Figures B.1 and B.2 in Appendix B place the modern constellations and asterisms on the sky in a coordinate framework, provided for general reference. Figure B.1 are bisected by the celestial equator into northern and southern halves. The chart is a Mercator projection4 of a variant of the equatorial system, one way of viewing the celestial sphere independently of the observer. Figure B.2 provides views of the regions around the north and south celestial poles.

Star charts, regardless of the superimposed constellation and asterism associations, are most useful when they permit identification of precise positions in the sky. Stott (1991/1995, p. 9) informs us that the first (Western) star atlas with sets of (modern) stellar coordinates was that of Paolo Galluci (from 1588). In this case, the coordinates were with respect to the path of the Sun, the ecliptic (see §2.3.3 for a discussion of this system of coordinates). Chinese atlases and charts used measurements somewhat akin to hour angles measured from the beginnings of xius (lunar mansions), and polar distance angles much earlier than this (Needham/Ronan 1981 = Needham 1981a, p. 116). Even in the Almagest, Ptolemy gives a position of a star in a kind of ecliptic coordinate; referring to the beginning of the first point of a zodiacal sign, he also gives an ecliptic latitude. Moreover, Ptolemy describes a device (see §3.3) with which some coordinates can be measured, and the existence of some kind of spherical coordinates is implied by relatively accurate placements of stars on the external surface of a sphere, such as the Farnese globe (§2.1.1). Yet when Galileo noticed a faint object while studying the satellites of Jupiter, he was unable to track and follow the object because his telescope mounting lacked coordinates to record and rediscover it once Jupiter's relatively large motion had moved away from the field. The faint object was not knowingly discovered until after calculations by John Couch Adams (1819-1892) and Urbain Jean Joseph Leverrier (1811-1877) in the 19th century. The object was the planet Neptune. If Galileo had obtained access to some of the classic instruments of antiquity, he could have replaced a sighting tube with his telescope and been able to record positions relative to the nearby stars.

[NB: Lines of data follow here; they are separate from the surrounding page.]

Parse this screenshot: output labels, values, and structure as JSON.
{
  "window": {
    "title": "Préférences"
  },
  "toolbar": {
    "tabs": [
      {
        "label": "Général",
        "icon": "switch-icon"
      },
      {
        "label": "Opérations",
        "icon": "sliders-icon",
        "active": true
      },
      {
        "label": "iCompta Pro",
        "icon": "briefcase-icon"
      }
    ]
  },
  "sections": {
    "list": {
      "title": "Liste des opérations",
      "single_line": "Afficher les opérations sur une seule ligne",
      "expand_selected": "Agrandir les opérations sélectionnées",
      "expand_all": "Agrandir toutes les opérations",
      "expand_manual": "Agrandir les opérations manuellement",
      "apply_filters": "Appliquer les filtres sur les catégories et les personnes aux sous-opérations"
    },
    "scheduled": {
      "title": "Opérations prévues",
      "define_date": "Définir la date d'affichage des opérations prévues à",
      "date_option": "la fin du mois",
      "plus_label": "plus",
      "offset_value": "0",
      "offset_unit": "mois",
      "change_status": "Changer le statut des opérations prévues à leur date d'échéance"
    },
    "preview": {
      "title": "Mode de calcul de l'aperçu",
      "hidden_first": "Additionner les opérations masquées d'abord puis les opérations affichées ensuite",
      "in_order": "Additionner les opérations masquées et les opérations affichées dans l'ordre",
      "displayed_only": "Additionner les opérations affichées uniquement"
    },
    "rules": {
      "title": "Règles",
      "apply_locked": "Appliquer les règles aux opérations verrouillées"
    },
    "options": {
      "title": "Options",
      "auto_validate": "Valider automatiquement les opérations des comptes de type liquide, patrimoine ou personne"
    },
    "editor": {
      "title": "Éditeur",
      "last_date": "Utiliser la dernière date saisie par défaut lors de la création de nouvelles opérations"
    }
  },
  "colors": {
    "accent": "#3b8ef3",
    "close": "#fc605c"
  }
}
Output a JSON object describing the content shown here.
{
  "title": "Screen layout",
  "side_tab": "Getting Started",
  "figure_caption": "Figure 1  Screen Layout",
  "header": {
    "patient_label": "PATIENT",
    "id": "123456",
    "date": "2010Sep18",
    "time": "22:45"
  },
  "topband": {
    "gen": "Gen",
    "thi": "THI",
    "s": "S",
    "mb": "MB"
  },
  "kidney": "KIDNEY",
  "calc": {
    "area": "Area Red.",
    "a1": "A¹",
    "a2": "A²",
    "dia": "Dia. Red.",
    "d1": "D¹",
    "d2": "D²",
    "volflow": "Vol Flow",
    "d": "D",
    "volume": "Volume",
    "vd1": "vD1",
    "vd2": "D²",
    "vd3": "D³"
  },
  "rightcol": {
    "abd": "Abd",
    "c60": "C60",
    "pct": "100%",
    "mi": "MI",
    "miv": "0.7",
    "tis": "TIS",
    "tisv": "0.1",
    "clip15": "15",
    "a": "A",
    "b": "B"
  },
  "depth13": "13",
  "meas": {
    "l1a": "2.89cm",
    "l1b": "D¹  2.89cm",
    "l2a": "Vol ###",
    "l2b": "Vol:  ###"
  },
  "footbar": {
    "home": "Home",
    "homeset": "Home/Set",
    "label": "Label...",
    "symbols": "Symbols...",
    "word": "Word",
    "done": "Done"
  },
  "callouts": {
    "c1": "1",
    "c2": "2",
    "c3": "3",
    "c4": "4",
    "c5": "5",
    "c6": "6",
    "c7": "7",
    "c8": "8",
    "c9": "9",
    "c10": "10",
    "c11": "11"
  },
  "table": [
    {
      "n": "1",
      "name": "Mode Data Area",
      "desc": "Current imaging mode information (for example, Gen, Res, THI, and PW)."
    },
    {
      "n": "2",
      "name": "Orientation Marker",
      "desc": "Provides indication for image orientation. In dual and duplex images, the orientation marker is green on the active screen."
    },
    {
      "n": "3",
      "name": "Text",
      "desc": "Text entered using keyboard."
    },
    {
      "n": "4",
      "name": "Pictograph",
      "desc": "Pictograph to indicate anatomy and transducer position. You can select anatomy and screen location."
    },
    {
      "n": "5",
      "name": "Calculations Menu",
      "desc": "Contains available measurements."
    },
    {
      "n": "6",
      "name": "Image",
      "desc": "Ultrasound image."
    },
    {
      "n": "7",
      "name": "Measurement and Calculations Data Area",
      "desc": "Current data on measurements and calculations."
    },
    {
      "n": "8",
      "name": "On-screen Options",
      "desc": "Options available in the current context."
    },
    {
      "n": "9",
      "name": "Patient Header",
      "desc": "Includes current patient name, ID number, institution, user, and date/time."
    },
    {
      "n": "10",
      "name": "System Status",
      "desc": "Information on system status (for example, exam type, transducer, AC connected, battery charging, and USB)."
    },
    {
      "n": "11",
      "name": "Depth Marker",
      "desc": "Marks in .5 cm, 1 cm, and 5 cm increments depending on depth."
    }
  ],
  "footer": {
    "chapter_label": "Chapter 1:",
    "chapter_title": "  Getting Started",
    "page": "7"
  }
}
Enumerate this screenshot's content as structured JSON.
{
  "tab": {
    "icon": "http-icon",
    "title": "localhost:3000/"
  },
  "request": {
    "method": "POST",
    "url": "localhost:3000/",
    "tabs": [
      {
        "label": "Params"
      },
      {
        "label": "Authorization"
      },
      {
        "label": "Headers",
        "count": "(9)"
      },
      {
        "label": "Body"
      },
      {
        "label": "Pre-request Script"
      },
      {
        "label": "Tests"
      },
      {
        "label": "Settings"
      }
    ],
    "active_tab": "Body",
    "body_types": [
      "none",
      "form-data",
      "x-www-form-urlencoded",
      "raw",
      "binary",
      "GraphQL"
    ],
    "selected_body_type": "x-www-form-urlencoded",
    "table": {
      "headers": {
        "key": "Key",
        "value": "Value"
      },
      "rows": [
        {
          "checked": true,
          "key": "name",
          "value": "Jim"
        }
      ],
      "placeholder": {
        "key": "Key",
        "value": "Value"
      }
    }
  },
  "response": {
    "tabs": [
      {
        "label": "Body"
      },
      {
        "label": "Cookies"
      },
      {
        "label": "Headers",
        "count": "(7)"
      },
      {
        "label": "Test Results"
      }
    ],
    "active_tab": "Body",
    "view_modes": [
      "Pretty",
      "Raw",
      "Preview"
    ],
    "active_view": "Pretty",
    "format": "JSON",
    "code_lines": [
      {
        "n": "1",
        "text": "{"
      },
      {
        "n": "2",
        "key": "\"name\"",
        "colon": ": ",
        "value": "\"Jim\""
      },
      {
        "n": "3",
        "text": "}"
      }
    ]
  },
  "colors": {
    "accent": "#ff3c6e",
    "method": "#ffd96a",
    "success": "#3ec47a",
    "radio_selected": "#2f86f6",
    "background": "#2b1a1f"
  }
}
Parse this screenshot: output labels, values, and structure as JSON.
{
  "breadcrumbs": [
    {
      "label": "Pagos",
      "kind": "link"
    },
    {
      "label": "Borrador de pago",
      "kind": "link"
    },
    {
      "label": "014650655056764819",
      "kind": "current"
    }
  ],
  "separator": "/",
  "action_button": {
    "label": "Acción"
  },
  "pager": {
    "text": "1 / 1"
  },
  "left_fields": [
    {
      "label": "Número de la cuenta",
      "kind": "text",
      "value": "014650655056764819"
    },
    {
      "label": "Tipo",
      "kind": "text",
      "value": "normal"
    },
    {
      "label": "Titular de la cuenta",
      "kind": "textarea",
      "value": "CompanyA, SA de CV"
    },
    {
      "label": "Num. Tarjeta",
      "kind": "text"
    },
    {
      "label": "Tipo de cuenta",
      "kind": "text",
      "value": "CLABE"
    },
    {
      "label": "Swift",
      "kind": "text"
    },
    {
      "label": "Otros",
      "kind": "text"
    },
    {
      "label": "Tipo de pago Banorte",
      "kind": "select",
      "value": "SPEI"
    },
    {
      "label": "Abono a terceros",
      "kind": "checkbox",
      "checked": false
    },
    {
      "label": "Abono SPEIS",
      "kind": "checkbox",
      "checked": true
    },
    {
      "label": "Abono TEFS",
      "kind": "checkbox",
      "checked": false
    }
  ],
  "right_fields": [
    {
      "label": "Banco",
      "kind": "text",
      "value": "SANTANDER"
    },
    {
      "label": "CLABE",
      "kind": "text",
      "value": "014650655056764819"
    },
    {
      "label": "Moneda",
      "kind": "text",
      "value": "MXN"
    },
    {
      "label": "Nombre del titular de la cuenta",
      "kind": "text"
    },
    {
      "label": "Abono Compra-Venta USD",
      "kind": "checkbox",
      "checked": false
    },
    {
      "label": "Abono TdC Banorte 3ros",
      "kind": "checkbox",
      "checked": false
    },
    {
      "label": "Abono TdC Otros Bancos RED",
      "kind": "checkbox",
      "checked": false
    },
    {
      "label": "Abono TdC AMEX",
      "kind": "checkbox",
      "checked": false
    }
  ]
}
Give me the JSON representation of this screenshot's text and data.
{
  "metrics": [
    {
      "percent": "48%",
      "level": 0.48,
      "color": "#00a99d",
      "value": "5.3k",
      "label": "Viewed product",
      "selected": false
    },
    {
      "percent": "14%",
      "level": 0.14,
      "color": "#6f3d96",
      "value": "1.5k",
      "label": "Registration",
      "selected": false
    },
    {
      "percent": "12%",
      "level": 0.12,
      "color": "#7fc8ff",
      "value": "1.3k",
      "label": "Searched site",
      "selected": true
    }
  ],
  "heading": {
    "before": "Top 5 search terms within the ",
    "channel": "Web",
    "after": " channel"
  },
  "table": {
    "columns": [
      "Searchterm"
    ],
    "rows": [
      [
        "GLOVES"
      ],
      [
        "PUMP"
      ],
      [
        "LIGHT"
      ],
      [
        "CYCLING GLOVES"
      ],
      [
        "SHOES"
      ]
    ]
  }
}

In the following sections, we will show how coordinate systems enable us to find objects on the celestial sphere, in catalogues, and in the sky.

4 This is a projection of spherical coordinates onto a cylinder in such a way that lines of latitude and longitude remain perpendicular. It has the property that longitude lines farther from the equator enclose larger areas. The projection is credited to the Flemish cartographer, Gerhardus Mercator (1512-1594).